How to Deal With a Nonstop Chatterbox
Good communication involves listening and responding. Some people, however, want to direct the entire conversation themselves without stopping to listen to what others have to say. Having them around can be nice during parties and get-togethers, but what if the person talks nonstop during work hours or school activities?
Direct the conversation with questions
The problem with most ramblers is that they tend to jump to different topics that sometimes don’t have anything in common. Before their monologue goes on, ask questions that will redirect the conversation to the original topic or to steer away from gossip. Ask them to summarize or go directly to the point. You have to be assertive when you do this and that’s not gonna be easy.
Tell them they talk too much
If you’re good friends with the person, it’s not wrong to tell them they ramble. Be polite when you say this and explain why they need to slow down. Assure them that because you’re friends, there is no need for detailed explanations about everything. Talkative employees are more difficult to deal with especially during meetings. To avoid idle chatter, set the rules and agenda before the meeting begins and lay down a rule not to have side discussions.
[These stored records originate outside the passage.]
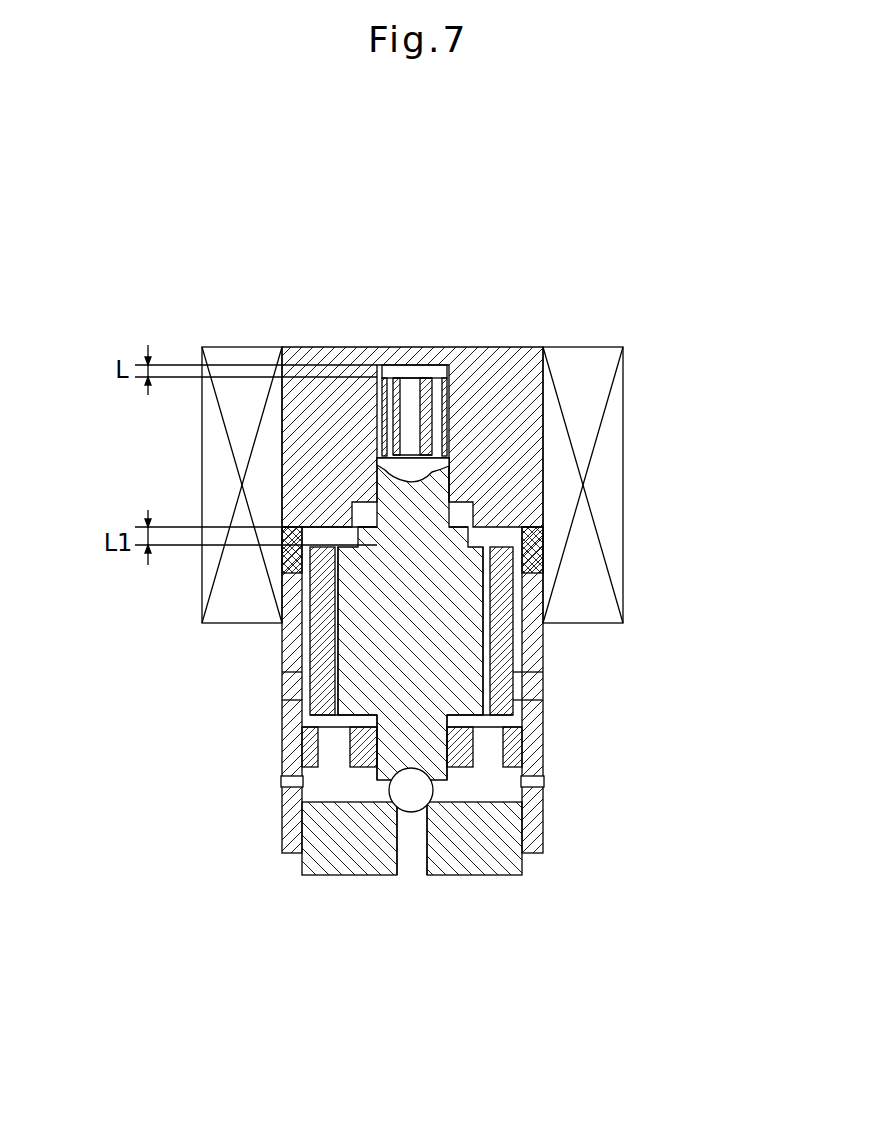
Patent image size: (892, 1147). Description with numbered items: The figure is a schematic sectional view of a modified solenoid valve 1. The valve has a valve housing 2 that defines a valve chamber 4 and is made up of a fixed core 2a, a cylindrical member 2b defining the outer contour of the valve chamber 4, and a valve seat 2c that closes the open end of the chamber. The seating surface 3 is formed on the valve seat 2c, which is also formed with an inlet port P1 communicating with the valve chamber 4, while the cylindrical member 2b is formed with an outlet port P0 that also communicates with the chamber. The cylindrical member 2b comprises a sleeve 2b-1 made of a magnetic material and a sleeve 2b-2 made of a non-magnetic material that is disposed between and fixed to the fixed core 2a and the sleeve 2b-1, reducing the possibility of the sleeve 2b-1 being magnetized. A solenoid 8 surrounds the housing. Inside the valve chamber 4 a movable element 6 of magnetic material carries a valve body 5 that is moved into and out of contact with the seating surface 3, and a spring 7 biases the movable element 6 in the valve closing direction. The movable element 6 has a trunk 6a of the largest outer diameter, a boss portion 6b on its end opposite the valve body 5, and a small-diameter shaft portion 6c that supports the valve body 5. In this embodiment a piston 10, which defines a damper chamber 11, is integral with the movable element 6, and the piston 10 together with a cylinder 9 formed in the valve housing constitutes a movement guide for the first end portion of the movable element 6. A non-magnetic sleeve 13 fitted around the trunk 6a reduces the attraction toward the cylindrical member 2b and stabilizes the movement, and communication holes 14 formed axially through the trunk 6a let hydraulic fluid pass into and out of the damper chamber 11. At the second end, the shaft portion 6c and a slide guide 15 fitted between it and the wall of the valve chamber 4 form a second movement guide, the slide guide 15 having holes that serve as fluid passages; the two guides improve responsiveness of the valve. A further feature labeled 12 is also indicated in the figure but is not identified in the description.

The solenoid valve 1 is at (647, 345).
The valve housing 2 is at (282, 752).
The fixed core 2a is at (507, 346).
The cylindrical member 2b is at (485, 690).
The sleeve 2b-1 is at (522, 583).
The sleeve 2b-2 is at (522, 546).
The valve seat 2c is at (425, 886).
The seating surface 3 is at (450, 855).
The valve chamber 4 is at (525, 516).
The valve body 5 is at (395, 803).
The movable element 6 is at (355, 668).
The trunk 6a is at (535, 630).
The boss portion 6b is at (362, 503).
The small-diameter shaft portion 6c is at (372, 772).
The spring 7 is at (392, 364).
The solenoid 8 is at (226, 336).
The cylinder 9 is at (448, 364).
The piston 10 is at (410, 470).
The damper chamber 11 is at (413, 364).
The bore opening 12 is at (467, 483).
The non-magnetic sleeve 13 is at (545, 700).
The communication holes 14 is at (545, 672).
The slide guide 15 is at (545, 745).
The outlet port P0 is at (282, 777).
The inlet port P1 is at (410, 865).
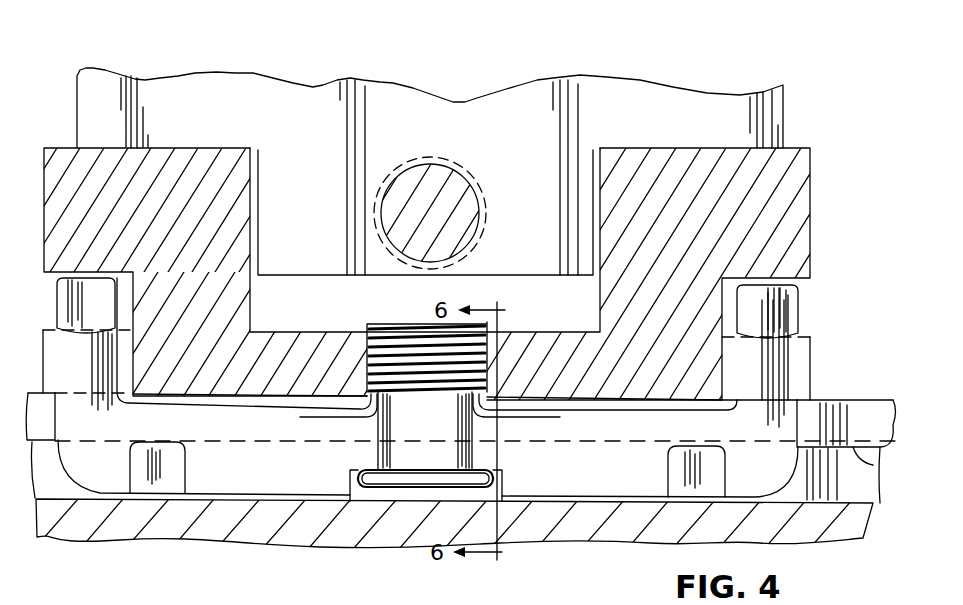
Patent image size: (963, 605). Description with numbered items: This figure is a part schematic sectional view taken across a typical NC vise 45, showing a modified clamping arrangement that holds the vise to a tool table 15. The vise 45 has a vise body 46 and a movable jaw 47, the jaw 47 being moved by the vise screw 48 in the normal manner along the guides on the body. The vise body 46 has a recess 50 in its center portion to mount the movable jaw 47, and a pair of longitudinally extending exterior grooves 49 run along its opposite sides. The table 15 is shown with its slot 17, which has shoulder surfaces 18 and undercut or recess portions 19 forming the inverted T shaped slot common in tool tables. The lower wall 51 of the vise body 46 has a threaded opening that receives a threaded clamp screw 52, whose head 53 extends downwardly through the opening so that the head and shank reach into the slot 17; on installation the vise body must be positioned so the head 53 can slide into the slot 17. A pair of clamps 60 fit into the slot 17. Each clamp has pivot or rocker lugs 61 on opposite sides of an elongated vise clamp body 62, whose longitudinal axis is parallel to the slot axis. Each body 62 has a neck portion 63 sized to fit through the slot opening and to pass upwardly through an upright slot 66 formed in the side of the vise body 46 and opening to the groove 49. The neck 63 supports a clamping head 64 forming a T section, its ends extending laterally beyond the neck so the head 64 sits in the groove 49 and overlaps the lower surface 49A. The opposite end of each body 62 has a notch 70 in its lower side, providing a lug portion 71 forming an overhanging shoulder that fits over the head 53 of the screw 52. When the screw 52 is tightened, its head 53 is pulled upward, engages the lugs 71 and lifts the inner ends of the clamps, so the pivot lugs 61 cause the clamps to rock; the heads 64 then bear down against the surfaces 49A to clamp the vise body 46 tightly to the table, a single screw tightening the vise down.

The table 15 is at (872, 400).
The slot 17 is at (872, 427).
The shoulder surfaces 18 is at (875, 464).
The undercut or recess portions 19 is at (853, 482).
The vise 45 is at (842, 163).
The vise body 46 is at (803, 242).
The movable jaw 47 is at (553, 80).
The vise screw 48 is at (417, 180).
The exterior grooves 49 is at (127, 283).
The lower surface of the slot 49A is at (125, 320).
The recess 50 is at (277, 280).
The lower wall 51 is at (267, 350).
The clamp screw 52 is at (447, 371).
The head 53 is at (415, 486).
The clamps 60 is at (684, 420).
The pivot or rocker lugs 61 is at (143, 477).
The vise clamp body 62 is at (592, 398).
The neck portion 63 is at (95, 370).
The clamping head 64 is at (118, 300).
The upright slot 66 is at (127, 353).
The notch 70 is at (348, 486).
The lug portion 71 is at (352, 442).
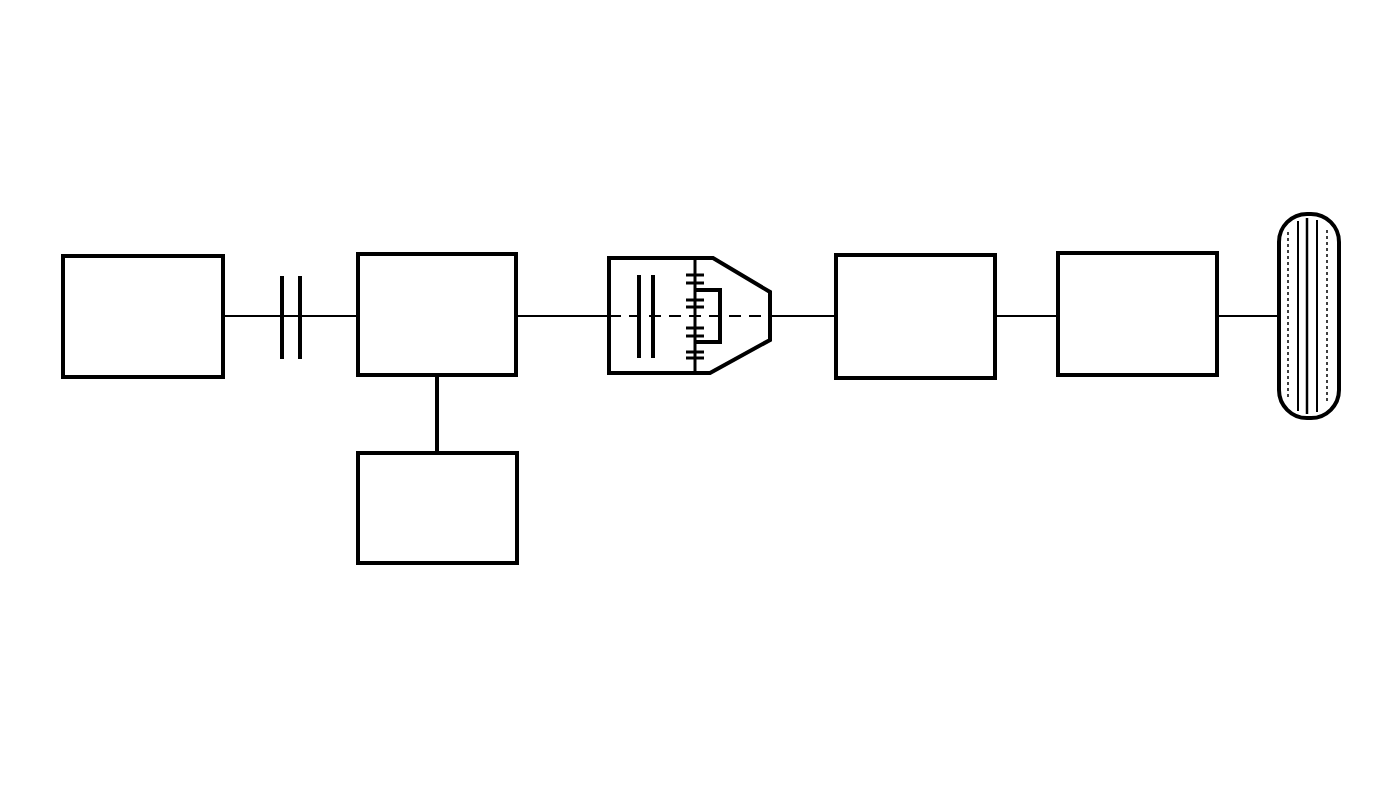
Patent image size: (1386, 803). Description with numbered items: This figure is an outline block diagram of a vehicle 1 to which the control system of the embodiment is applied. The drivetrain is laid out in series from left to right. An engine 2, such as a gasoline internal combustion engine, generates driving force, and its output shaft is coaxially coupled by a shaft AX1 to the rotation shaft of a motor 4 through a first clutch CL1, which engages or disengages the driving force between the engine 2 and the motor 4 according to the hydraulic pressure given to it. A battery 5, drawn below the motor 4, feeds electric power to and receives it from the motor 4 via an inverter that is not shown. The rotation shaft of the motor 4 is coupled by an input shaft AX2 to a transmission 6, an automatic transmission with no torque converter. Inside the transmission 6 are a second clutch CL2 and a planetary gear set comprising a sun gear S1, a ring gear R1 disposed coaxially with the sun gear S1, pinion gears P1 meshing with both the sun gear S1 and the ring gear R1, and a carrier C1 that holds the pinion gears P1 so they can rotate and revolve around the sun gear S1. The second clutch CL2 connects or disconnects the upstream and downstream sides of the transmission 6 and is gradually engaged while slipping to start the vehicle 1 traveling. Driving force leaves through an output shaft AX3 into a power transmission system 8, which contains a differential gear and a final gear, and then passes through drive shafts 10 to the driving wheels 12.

The vehicle 1 is at (792, 129).
The engine 2 is at (143, 256).
The motor 4 is at (436, 254).
The battery 5 is at (440, 565).
The transmission 6 is at (755, 321).
The power transmission system 8 is at (905, 255).
The drive shafts 10 is at (1141, 253).
The driving wheels 12 is at (1308, 214).
The shaft AX1 is at (328, 314).
The input shaft AX2 is at (562, 315).
The output shaft AX3 is at (807, 315).
The first clutch CL1 is at (279, 348).
The second clutch CL2 is at (635, 349).
The pinion gears P1 is at (688, 290).
The ring gear R1 is at (693, 259).
The carrier C1 is at (721, 304).
The sun gear S1 is at (691, 324).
Make up an excuse to leave
Before you get a headache, make up an excuse to end the conversation. Do it politely and interrupt when your friend pauses. Sometimes giving cues that you are uninterested will also work. Don’t respond and look distracted while the person is talking. Playing with your phone as if you’re waiting for a call or message always does the trick.
Start a different topic
When you’re in a group, ramblers tend to bask in the attention of other people. If you let your friend go on and on, there will be no end to it. Start a conversation with one of the people in the group who isn’t responding to your friend. You can then make up an excuse to leave or others might pick up on the new topic. The rambler will feel awkward and check herself/himself.
Listen and understand
Sometimes if you listen to them you will notice that they are trying to say something but they can’t. Maybe you’re friend is going through something and is trying to block the negative thoughts by talking. Some people also talk because they feel like they are more interesting than others. Don’t tell your friend about it though, but this will give you a different perspective about them. Most of the time they are not even aware of this problem.
You need to talk to them
There is no harm in telling your friend about the problem. Do this when no other people are around so he/she doesn’t feel uncomfortable. Don’t be confrontational about it because the person might just be going through something. Tell the person he/she needs to do something about it before anyone calls him/her out.